13. And, when criticized for any of it, he batted it all away as "political correctness." Surely such a cruel and retrograde figure could succeed among some voters, but how could he win? Trump, who may have set out on his campaign merely as a branding exercise, sooner or later recognized that he could embody and manipulate these dark forces.

14. Liberals will be admonished as smug, disconnected from suffering, as if so many Democratic voters were unacquainted with poverty, struggle, and misfortune. There is no reason to believe that Trump and his band of associates—Chris Christie, Rudolph Giuliani, Mike Pence—are in any mood to govern as Republicans within the boundaries of decency.

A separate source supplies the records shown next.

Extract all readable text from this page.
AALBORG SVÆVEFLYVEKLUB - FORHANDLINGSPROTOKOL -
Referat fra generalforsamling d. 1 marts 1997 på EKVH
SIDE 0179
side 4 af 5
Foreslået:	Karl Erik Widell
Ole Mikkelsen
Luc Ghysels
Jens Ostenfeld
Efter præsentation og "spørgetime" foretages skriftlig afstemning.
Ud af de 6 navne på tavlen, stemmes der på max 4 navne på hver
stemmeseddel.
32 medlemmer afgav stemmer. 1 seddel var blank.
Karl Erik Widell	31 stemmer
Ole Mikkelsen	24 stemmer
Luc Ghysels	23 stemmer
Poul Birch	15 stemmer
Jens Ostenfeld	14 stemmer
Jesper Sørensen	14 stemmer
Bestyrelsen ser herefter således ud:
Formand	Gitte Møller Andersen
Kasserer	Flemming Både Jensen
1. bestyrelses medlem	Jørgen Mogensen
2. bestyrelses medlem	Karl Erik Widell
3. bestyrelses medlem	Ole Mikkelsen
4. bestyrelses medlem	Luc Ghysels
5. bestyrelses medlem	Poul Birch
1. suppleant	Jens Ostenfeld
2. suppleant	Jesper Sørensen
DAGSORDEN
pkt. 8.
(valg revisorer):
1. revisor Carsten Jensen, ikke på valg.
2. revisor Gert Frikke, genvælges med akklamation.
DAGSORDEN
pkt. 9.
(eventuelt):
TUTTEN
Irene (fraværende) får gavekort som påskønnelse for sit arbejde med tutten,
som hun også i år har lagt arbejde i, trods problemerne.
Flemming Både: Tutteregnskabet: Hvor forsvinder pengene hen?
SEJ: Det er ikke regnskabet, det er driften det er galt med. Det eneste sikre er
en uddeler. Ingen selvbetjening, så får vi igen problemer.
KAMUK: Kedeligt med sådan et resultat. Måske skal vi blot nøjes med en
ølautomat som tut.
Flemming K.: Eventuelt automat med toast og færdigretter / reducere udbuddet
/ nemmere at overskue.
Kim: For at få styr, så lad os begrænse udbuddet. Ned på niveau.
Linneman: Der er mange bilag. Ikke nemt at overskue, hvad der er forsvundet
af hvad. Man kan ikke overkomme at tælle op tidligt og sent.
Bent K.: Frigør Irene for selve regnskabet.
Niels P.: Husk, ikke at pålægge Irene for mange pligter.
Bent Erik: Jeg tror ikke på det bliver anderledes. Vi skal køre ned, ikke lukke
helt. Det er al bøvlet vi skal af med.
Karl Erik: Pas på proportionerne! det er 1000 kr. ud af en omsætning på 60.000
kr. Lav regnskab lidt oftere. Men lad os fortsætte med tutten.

15. Trump was not elected on a platform of decency, fairness, moderation, compromise, and the rule of law; he was elected, in the main, on a platform of resentment.

16. Fascism is not our future—it cannot be; we cannot allow it to be so—but this is surely the way fascism can begin, Hate-Trump-Love in Mein Kampf and Mein Trumpf, Heil Donald!

17. Trump's a flim-flam man who cheated his customers, investors, and contractors; a hollow man whose countless statements and behavior reflect a human being of dismal qualities—greedy, mendacious, and bigoted. His level of egotism is rarely exhibited outside of a clinical environment.

18. This election and the years to follow will be a test of the strength, or the fragility, of American institutions. It will be a test of our seriousness and resolve. It is all a dismal picture.11/8,15 years after 9/11, the results were coming in from Ohio, the bell weather state, a friend called me full of sadness, full of anxiety about conflict, about war. Why not leave the country? But despair is no answer. To combat authoritarianism, to struggle honorably and fiercely in the name of American ideals—that is what is left to do.

Footnote - This poetic essay is a summary and variation on The New Yorker,11/9,2016.